The teapot was invented in China during the Yuan Dynasty. It was probably derived from ceramic kettles and wine pots, which were made of bronze and other metals and were a feature of Chinese life for thousands of years. Tea preparation during previous dynasties did not use a teapot. In the Tang Dynasty, a cauldron was used to boil ground tea, which was served in bowls. Song Dynasty tea was made by boiling water in a kettle then pouring the water into a bowl with finely ground tea leaves. A brush was then used to stir the tea. Written evidence of a teapot appears in the Yuan Dynasty text Jiyuan Conghua, which describes a teapot that the author, Cai Shizhan, bought from the scholar Sun Daoming. By the Ming Dynasty, teapots were widespread in China. The earliest example of a teapot that has survived to this day seems to be the one in the Flagstaff House Museum of Teaware; it has been dated to 1513 and is attributed to Gongchun.
Early teapots are small by western standards because they are generally designed for a single drinker, and the Chinese historically drank the tea directly from the spout. The size reflects the importance of serving single portions so that the flavors can be better concentrated and controlled, then repeated.

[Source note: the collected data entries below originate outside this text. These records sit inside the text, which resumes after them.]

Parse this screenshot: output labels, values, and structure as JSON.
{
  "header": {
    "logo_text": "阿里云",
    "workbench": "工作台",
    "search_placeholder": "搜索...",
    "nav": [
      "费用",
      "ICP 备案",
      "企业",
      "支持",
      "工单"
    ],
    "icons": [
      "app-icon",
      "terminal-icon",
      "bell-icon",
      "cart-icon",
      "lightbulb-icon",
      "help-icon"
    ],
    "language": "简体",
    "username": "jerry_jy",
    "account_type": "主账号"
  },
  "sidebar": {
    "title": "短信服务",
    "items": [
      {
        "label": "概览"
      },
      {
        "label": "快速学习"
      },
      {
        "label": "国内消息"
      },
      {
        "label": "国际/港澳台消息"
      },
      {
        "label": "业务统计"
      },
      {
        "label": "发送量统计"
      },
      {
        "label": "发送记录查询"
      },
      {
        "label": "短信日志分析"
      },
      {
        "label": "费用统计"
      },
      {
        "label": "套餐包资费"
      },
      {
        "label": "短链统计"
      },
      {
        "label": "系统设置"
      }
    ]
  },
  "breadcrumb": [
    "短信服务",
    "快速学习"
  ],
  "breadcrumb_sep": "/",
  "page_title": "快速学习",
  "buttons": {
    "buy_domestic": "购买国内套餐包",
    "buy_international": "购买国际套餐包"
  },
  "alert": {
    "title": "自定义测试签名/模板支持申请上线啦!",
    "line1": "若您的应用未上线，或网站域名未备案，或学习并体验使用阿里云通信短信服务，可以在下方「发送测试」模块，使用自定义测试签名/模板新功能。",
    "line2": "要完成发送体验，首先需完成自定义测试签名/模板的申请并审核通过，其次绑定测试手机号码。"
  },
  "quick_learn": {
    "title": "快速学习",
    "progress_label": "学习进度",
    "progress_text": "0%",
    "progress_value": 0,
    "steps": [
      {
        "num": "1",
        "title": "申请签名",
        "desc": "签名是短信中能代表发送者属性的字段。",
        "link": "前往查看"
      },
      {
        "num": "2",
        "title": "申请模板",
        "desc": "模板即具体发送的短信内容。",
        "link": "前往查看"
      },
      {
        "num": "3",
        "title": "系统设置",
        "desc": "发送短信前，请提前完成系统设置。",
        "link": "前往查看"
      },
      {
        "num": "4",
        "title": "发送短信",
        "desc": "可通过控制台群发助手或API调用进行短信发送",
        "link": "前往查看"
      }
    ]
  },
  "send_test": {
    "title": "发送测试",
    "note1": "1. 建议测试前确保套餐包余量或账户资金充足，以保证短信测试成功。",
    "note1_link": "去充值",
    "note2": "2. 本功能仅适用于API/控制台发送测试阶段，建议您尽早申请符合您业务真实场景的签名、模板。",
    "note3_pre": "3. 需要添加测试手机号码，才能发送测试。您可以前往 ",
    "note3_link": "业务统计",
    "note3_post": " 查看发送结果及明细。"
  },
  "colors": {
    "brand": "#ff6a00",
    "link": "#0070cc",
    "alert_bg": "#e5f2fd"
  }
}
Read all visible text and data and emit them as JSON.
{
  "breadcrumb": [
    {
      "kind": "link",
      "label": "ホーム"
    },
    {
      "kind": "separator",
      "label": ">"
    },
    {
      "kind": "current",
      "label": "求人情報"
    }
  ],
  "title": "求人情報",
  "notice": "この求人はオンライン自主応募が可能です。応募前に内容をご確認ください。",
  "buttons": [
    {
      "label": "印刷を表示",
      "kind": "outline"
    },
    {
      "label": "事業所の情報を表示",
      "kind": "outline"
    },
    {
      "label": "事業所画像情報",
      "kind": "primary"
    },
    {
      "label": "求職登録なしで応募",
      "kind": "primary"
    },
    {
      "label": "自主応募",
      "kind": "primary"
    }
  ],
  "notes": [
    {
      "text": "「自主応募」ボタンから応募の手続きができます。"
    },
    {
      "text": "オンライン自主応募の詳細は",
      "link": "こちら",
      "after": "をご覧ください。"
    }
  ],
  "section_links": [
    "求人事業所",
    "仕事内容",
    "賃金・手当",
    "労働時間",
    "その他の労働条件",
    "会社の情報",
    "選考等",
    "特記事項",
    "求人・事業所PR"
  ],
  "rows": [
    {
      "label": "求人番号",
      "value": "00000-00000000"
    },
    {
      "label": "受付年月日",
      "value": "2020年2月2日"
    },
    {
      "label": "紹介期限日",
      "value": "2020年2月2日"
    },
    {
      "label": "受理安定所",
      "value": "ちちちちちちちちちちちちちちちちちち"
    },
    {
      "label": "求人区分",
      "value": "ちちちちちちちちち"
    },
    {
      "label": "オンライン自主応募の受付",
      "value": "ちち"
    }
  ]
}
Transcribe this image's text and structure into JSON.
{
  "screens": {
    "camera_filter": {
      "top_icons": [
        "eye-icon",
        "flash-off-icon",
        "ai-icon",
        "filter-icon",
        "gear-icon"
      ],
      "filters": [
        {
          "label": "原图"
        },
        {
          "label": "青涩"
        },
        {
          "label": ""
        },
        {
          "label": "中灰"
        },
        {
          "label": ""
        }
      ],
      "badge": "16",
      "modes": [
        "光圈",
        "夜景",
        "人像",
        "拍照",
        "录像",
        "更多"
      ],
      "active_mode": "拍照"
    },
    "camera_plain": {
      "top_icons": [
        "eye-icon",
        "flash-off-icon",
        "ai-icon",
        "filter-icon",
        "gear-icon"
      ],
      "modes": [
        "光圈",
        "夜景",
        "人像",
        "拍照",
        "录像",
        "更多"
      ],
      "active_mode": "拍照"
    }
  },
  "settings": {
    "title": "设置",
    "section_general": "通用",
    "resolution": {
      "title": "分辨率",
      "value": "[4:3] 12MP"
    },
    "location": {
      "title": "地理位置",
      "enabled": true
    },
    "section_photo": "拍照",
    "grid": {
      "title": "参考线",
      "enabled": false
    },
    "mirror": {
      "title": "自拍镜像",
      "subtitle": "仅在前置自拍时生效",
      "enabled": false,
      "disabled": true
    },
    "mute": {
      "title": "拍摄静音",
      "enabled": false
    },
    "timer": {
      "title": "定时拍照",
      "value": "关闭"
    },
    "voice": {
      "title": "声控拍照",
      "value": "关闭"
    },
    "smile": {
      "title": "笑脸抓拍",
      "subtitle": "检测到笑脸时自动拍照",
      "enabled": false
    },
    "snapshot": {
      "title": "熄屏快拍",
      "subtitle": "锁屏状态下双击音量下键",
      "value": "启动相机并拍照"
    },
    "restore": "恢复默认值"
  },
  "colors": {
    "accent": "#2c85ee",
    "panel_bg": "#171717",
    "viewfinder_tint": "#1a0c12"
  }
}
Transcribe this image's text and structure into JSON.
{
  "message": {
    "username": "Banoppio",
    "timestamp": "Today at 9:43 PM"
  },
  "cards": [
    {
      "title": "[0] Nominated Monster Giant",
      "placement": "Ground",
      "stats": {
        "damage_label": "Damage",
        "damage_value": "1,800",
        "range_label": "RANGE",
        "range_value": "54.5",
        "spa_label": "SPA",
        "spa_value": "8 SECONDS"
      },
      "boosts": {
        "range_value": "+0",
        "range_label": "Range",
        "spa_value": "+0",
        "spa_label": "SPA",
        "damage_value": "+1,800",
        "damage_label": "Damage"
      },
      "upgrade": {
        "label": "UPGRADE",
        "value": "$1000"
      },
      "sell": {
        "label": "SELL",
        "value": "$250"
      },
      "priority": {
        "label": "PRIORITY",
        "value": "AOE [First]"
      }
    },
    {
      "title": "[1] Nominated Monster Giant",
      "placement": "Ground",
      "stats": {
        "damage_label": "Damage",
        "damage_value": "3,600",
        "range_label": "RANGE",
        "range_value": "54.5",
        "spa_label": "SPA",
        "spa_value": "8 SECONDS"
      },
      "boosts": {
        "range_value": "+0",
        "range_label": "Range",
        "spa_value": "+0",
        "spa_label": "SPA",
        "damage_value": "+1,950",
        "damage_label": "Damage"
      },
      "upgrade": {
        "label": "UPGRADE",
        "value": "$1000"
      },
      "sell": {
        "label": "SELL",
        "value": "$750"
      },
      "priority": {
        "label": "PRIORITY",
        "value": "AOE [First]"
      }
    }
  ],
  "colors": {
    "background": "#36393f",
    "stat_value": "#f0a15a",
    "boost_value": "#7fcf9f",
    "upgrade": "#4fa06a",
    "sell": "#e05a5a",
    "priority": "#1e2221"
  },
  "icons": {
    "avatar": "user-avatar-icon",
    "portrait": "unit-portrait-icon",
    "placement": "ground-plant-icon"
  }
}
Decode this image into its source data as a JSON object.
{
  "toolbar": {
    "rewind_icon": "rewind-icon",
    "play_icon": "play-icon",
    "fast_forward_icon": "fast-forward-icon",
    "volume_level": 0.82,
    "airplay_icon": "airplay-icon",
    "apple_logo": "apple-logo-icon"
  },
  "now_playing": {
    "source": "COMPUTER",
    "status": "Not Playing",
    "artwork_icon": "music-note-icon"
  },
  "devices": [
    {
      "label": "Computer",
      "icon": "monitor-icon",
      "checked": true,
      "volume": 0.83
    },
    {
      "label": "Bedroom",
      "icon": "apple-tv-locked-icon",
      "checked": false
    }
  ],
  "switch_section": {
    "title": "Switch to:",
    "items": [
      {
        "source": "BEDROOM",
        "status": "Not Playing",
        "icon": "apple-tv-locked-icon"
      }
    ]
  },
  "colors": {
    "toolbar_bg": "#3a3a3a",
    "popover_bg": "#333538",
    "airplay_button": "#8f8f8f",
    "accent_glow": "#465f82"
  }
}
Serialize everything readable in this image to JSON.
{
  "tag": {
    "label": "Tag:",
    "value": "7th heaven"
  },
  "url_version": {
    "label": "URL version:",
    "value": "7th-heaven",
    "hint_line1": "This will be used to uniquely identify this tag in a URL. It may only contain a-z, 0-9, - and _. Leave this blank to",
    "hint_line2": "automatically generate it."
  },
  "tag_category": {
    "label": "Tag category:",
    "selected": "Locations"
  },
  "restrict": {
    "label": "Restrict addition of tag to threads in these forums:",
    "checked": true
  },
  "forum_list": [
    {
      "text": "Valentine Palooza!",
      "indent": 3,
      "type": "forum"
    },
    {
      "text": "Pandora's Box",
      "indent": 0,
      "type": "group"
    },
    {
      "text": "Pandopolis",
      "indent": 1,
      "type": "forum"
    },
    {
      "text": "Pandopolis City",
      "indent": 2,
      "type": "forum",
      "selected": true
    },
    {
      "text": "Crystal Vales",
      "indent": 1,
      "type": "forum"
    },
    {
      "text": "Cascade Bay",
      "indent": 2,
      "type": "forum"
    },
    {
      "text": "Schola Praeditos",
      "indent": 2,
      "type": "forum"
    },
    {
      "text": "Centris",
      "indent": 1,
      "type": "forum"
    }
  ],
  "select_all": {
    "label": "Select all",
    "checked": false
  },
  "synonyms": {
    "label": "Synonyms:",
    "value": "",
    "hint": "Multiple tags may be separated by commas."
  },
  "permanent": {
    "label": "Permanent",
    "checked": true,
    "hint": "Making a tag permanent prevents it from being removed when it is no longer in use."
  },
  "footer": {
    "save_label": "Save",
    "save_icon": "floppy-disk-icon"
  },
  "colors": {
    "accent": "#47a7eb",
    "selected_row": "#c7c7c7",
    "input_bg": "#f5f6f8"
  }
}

From the end of the 17th-century tea was shipped from China to Europe as part of the export of exotic spices and luxury goods. The ships that brought the tea also carried porcelain teapots. The majority of these teapots were painted in blue and white underglaze. Porcelain, being completely vitrified, will withstand seawater without damage, so the teapots were packed below deck whilst the tea was stowed above deck to ensure that it remained dry.
Tea drinking in Europe was initially the preserve of the upper classes, due to the expense. Porcelain teapots were particularly desirable because porcelain could not be made in Europe at that time. It wasn't until 1708 that Ehrenfried Walther von Tschirnhaus devised a way of making porcelain in Dresden, Germany, and started the Meissen factory in 1710. When European potteries began to make their own tea wares they were inspired by the Chinese designs.
In colonial America, Boston became the epicenter for silver production and artistry. Among the many artists in Boston there were four major families in the city's silver market: Edwards, Revere, Burt, and Hurd. Their works of art included silver teapots.